1. Tekanan darah rendah

Tekanan darah seseorang bisa berfluktuasi sepanjang hari. Ini dipengaruhi oleh beberapa faktor, termasuk tingkat stresmu, posisi tubuh, waktu, dan pernapasan. Terkadang, pusing adalah tanda tekanan darahmu rendah.

Kalau kamu mengalami pusing sesekali, hal itu tidak perlu dikhawatirkan. Kamu harus mulai mencari pertolongan dokter kalau pusingmu disertai dengan penglihatan yang kabur, mual, sulit berkonsentrasi hingga pingsan.


2. Gula darah rendah

Gula darah rendah, atau hipoglikemia, terjadi ketika kadar glukosa dalam darahmu turun di bawah batas normal. Meskipun gula darah rendah lebih umum pada penderita diabetes, ini bisa terjadi pada siapa saja. Ini dikenal sebagai hipoglikemia nondiabetes.

Sangat umum untuk merasa pusing ketika gula darahmu rendah. Kamu mungkin juga akan merasa lapar, gelisah, mudah tersinggung, dan sakit kepala ringan. Hal ini bisa terjadi setelah beberapa jam tanpa makan ataupun minum. Bisa juga setelah mengkonsumsi banyak alkohol. Kalau gejalamu sangat parah dan sampai mengganggu kualitas harimu, segera kunjungi dokter.


3. Kondisi jantung

Kalau pada dasarnya kamu memang memiliki masalah jantung, kamu harus waspada kalau merasa pusing setelah berhubungan seks. Apalagi jika rasa pusing disertai dengan sesak napas, bengkak di kaki, sakit dada atau juga kelelahan. Kalau kamu mengalami gejala ini meskipun tidak memiliki masalah jantung sebelumnya, jangan segan untuk segera memeriksakannya ke dokter sesegera mungkin.


4. Konsumsi obat-obatan

Seseorang yang mengonsumsi obat-obatan untuk disfungsi ereksi bisa mengalami sakit kepala setelah hubungan seks. Obat-obatan ini seperti ildenafil (Viagra), tadalafil (Cialis) dan vardenafil (Levitra).

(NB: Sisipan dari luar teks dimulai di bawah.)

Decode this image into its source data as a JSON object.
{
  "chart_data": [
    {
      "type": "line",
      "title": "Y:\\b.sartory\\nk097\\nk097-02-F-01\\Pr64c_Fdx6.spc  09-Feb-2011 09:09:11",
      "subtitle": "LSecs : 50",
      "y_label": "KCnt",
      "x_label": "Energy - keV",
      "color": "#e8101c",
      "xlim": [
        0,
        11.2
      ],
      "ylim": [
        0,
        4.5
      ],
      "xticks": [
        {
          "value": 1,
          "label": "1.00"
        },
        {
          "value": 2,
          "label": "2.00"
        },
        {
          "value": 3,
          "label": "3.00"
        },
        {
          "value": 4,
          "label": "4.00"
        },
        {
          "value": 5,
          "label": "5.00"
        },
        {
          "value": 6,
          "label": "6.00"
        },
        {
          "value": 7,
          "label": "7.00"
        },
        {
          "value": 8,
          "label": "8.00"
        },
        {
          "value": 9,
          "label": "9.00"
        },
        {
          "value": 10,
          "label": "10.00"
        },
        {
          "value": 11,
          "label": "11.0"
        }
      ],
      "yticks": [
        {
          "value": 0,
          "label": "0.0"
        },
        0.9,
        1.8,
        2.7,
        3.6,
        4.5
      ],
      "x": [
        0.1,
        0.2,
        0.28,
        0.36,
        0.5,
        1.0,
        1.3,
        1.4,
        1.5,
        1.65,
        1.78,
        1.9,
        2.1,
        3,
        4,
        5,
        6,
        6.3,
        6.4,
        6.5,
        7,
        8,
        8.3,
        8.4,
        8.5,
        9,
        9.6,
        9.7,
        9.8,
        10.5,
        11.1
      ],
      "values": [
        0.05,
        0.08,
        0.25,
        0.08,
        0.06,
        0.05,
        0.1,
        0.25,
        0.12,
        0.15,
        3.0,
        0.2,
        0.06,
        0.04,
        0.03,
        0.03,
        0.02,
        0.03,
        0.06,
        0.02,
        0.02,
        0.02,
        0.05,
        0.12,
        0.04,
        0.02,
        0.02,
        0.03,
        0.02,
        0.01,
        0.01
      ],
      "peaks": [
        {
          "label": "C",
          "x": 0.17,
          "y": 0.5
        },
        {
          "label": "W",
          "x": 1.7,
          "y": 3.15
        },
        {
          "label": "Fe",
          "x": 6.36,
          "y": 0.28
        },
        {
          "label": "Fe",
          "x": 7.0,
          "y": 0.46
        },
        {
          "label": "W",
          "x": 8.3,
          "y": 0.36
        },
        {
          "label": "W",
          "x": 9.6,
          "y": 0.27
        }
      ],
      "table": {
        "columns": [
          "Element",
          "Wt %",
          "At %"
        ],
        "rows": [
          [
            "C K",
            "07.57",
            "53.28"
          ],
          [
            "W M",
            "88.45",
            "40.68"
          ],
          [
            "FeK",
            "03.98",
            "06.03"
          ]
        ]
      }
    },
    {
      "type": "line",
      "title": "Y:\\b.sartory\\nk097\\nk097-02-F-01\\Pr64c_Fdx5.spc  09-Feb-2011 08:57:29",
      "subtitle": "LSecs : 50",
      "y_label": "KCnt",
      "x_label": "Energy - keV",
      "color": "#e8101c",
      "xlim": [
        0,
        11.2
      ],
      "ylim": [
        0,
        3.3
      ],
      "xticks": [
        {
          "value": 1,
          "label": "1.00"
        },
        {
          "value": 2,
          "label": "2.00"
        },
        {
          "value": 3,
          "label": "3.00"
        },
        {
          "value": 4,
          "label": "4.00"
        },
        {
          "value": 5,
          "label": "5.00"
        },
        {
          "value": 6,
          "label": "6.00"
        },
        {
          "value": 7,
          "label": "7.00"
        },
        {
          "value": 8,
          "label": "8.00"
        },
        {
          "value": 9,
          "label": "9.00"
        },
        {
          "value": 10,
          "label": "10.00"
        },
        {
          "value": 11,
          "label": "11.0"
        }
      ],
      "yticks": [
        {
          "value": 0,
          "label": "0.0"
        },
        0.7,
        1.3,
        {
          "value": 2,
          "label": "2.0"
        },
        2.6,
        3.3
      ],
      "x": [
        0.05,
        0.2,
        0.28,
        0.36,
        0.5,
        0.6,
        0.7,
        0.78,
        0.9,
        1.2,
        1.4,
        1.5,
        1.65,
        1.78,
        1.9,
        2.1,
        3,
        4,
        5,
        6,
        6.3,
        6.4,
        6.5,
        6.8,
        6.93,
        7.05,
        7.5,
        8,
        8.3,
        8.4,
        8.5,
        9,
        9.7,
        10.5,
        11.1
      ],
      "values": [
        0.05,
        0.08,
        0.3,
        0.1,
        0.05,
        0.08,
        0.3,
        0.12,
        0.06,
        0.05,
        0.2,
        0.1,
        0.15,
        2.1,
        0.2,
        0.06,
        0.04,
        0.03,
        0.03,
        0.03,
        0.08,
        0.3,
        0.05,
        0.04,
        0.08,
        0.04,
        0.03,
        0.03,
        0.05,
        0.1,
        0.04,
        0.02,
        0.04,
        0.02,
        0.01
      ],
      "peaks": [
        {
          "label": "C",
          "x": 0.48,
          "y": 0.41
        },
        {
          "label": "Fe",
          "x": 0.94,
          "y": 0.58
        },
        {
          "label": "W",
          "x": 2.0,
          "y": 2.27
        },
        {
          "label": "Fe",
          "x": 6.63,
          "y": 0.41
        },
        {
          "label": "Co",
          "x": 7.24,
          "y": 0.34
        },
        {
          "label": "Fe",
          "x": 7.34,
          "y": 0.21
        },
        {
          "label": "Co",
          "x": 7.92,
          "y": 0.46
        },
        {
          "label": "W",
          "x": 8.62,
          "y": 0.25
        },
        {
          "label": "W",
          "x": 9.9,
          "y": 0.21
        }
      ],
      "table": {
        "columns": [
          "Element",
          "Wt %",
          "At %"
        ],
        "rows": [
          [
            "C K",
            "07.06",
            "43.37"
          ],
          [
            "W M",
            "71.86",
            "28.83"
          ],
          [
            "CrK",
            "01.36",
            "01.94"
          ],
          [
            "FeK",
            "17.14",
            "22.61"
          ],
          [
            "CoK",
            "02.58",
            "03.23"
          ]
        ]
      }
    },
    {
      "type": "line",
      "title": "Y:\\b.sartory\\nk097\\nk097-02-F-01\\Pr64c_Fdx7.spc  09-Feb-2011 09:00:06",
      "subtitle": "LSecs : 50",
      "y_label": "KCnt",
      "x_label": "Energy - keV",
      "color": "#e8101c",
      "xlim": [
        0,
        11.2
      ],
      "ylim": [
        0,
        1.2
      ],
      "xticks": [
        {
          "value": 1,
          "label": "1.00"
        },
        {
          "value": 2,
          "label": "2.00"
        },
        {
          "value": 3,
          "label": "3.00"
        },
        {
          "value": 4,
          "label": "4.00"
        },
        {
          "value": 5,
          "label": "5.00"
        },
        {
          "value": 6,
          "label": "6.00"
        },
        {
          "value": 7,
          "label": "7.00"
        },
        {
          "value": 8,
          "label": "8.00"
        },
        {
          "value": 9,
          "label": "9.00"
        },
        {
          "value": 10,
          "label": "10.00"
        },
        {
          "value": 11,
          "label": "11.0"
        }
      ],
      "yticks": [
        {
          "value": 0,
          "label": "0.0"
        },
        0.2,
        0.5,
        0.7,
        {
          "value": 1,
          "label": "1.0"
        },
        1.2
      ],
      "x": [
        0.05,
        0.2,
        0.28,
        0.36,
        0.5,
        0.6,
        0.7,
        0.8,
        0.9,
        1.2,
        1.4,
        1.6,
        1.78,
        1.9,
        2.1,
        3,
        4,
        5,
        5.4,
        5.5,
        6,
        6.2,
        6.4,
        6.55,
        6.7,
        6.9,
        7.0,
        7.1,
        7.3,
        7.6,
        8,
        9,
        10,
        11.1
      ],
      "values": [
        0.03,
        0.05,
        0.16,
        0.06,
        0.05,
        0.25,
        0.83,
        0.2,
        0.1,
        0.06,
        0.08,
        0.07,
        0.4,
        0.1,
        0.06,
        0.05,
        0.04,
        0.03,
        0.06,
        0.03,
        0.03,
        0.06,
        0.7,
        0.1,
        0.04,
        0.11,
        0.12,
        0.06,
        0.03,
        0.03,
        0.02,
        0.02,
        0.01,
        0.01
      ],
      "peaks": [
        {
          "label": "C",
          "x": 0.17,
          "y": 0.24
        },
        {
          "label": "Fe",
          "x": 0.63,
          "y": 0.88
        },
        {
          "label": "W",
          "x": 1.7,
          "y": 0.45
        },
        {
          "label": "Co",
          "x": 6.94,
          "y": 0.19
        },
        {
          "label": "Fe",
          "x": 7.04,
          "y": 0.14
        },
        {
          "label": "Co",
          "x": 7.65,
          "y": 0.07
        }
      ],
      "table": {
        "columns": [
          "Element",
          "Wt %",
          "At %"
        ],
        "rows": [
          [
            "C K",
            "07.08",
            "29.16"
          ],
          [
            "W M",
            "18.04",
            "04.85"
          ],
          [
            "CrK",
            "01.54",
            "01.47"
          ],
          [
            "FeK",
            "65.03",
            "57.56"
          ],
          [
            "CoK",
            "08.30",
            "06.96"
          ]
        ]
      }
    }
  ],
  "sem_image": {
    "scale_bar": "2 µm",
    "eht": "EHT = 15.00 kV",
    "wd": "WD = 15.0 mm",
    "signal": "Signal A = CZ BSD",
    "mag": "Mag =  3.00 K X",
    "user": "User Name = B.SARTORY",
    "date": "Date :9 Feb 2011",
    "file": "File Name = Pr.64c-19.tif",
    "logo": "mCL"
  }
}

Obat-obatan ini meningkatkan kadar oksida nitrat dalam darahmu. Meskipun peningkatan nitrat oksida ini bisa meningkatkan aliran darah ke penis, itu juga dapat menyebabkan pusing. Efek samping lainnya bisa seperti rasa sakit di otot, mulas hingga diare.


5. Kegelisahan

Kegelisahan baik yang sedang berlangsung atau situasional bisa menyebabkan detak jantungmu melonjak dan napasmu menjadi pendek. Hal ini kadang-kadang bisa menyebabkan pusing hingga hiperventilasi. Kegelisahan adalah perasaan yang umum, terutama ketika berhubungan dengan seks. Kamu tidak harus memiliki diagnosis gangguan kecemasan (anxiety disorder) untuk mengalaminya.

Banyak orang merasa cemas dalam hubungan baru atau saat berhubungan seks untuk pertama kalinya. Bisa juga saat mengalami masalah dalam hubungan maupun karena rasa sakit atau pengalaman traumatis sebelumnya. Kalau kamu berpikir bahwa gejalamu terkait dengan kegelisahan, kamu mungkin bisa berbicara dengan pasanganmu atau orang terdekatmu lainnya tentang apa yang kamu rasakan untuk bisa mengurangi kegelisahanmu.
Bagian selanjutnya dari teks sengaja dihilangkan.